Missing file data preprocess and Bug in training task MRC
Hi. I am trying to use the ViDeBERTa model to refine an MRC task on a ViQuAD dataset. However, according to the provided code, file Finetuning/QA/extractive-qa-mrc/utils/preprocess.py is missing.

Then, I used the load_dataset function of the datasets library instead, and got this error during model training.
model_checkpoint = "Fsoft-AIC/videberta-base"
model = RobertaForQuestionAnswering.from_pretrained(model_checkpoint)

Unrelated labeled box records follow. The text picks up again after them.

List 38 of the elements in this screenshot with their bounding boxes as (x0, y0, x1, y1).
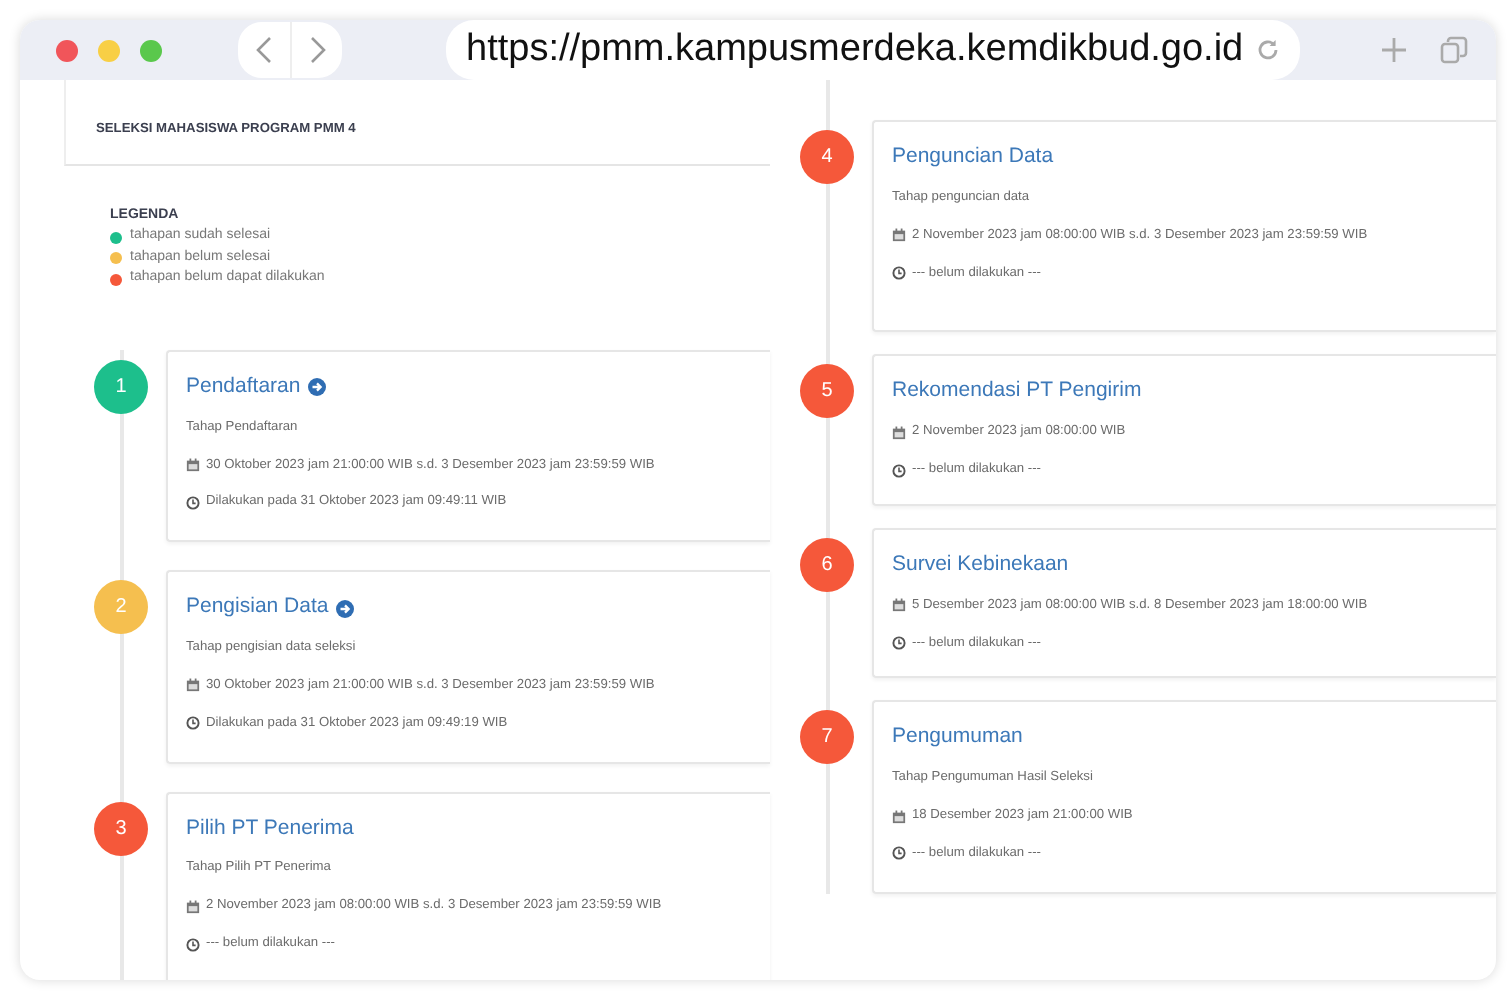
clock-icon (892, 265, 906, 280)
chevron-left-icon (256, 36, 272, 64)
calendar-icon (892, 228, 906, 243)
new-tab-icon[interactable] (1380, 36, 1408, 64)
clock-icon (892, 636, 906, 651)
clock-icon (186, 495, 200, 510)
step-number-badge: 3 (94, 801, 148, 856)
arrow-circle-icon[interactable] (336, 599, 355, 618)
calendar-icon (186, 899, 200, 914)
step-title: Rekomendasi PT Pengirim (892, 376, 1142, 407)
reload-icon[interactable] (1255, 38, 1280, 62)
step-title[interactable]: Pendaftaran (186, 371, 301, 404)
step-title[interactable]: Pengisian Data (186, 592, 329, 625)
calendar-icon (892, 425, 906, 440)
step-number-badge: 2 (94, 580, 148, 635)
step-number-badge: 1 (94, 359, 148, 414)
chevron-right-icon (309, 36, 325, 64)
step-title: Survei Kebinekaan (892, 549, 1069, 580)
address-bar[interactable]: https://pmm.kampusmerdeka.kemdikbud.go.id (446, 20, 1300, 80)
step-number-badge: 7 (800, 710, 854, 765)
calendar-icon (186, 457, 200, 472)
arrow-circle-icon[interactable] (308, 378, 327, 397)
tabs-icon[interactable] (1440, 36, 1468, 64)
calendar-icon (892, 598, 906, 613)
step-number-badge: 4 (800, 130, 854, 184)
clock-icon (186, 937, 200, 952)
step-title: Pengumuman (892, 722, 1023, 753)
close-window-button[interactable] (56, 39, 78, 61)
step-number-badge: 6 (800, 537, 854, 592)
calendar-icon (892, 809, 906, 824)
calendar-icon (186, 678, 200, 693)
step-number-badge: 5 (800, 364, 854, 419)
clock-icon (892, 846, 906, 861)
clock-icon (186, 716, 200, 731)
clock-icon (892, 463, 906, 477)
step-title: Penguncian Data (892, 142, 1054, 172)
step-title: Pilih PT Penerima (186, 813, 354, 844)
maximize-window-button[interactable] (140, 39, 162, 61)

model_name = model_checkpoint.split("/")[-1]
args = TrainingArguments(
f"{model_name}-finetuned-quad2.0",
num_train_epochs=2.0,
evaluation_strategy = "epoch",
learning_rate=2e-5,
warmup_ratio=0.05,
weight_decay=0.01,
per_device_train_batch_size=batch_size,
per_device_eval_batch_size=batch_size,
load_best_model_at_end=True,
save_strategy="epoch",
save_total_limit=5,
# do_train = True,
# do_eval = False,
#change the number of training epochs to get a better result
#push_to_hub=True,
)
from transformers import default_data_collator
data_collator = default_data_collator
trainer = Trainer(
model,
args,
train_dataset=tokenized_train,
eval_dataset=tokenized_valid,
data_collator=data_collator,
tokenizer=tokenizer,
)

Looking forward to getting an answer to solve this problem.
Hi @ThuanPhong1801,
Thanks for your interest in our repository.
We have uploaded the preprocess.py file for ViQuAD dataset processing. You can find it in the folder fine-tuning/QA/utils and then perform the fine-tuning process again following our implementation in the file Machine_reading_comprehension.ipynb.
Hope it can be helpful for you!
Cheers, Cong Dao